Malgré les dégâts, tout le monde ne sera pas remboursé. Pour les maisons et les bâtiments, de nombreux contrats prévoient un remboursement seulement si l’état de catastrophe naturelle a été déclaré dans la commune. Même chose pour les véhicules, qui devront être assurés tous risques et non au tiers. Une franchise de 380 euros restera à la charge des particuliers propriétaires. L’Association française de l’assurance estime que le coût total des dommages atteindra 600 millions d’euros. Un montant presque identique aux inondations d’octobre dernier sur la Côte d’Azur.

Comment l’état de catastrophe naturelle se déclare-t-il ?

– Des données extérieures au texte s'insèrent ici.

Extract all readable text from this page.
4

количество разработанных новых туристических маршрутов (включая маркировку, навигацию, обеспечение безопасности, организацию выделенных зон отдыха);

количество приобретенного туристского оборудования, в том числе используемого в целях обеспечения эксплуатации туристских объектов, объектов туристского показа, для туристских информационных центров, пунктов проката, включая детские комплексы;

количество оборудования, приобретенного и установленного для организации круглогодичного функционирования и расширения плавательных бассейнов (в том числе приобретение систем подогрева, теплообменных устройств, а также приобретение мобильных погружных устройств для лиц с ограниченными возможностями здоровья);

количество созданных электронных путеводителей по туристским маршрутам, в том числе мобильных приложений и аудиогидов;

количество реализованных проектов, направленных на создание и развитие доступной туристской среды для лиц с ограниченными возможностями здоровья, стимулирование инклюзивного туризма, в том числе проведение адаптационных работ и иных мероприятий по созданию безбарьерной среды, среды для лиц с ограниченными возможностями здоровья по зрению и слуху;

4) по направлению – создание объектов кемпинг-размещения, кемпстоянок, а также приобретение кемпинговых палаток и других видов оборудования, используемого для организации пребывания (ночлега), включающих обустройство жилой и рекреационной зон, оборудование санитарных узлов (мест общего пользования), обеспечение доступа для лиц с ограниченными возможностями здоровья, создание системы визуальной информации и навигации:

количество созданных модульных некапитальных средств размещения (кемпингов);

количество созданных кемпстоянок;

Les maires doivent en faire la demande auprès de leur préfet, qui interroge la Commission interministérielle des catastrophes naturelles. La décision finale revient au gouvernement. François Hollande a annoncé hier que l’état de catastrophe naturelle serait déclaré mercredi, lors du prochain Conseil des ministres. Les personnes touchées ont ensuite dix jours pour adresser par courrier leur déclaration de sinistre à l’assureur. L’état de catastrophe naturelle a été créé en 1982 et permet de couvrir les dégâts causés par des phénomènes qui ne sont pas pris en compte par les contrats d’assurance classiques : inondations, séismes, glissements de terrain, etc.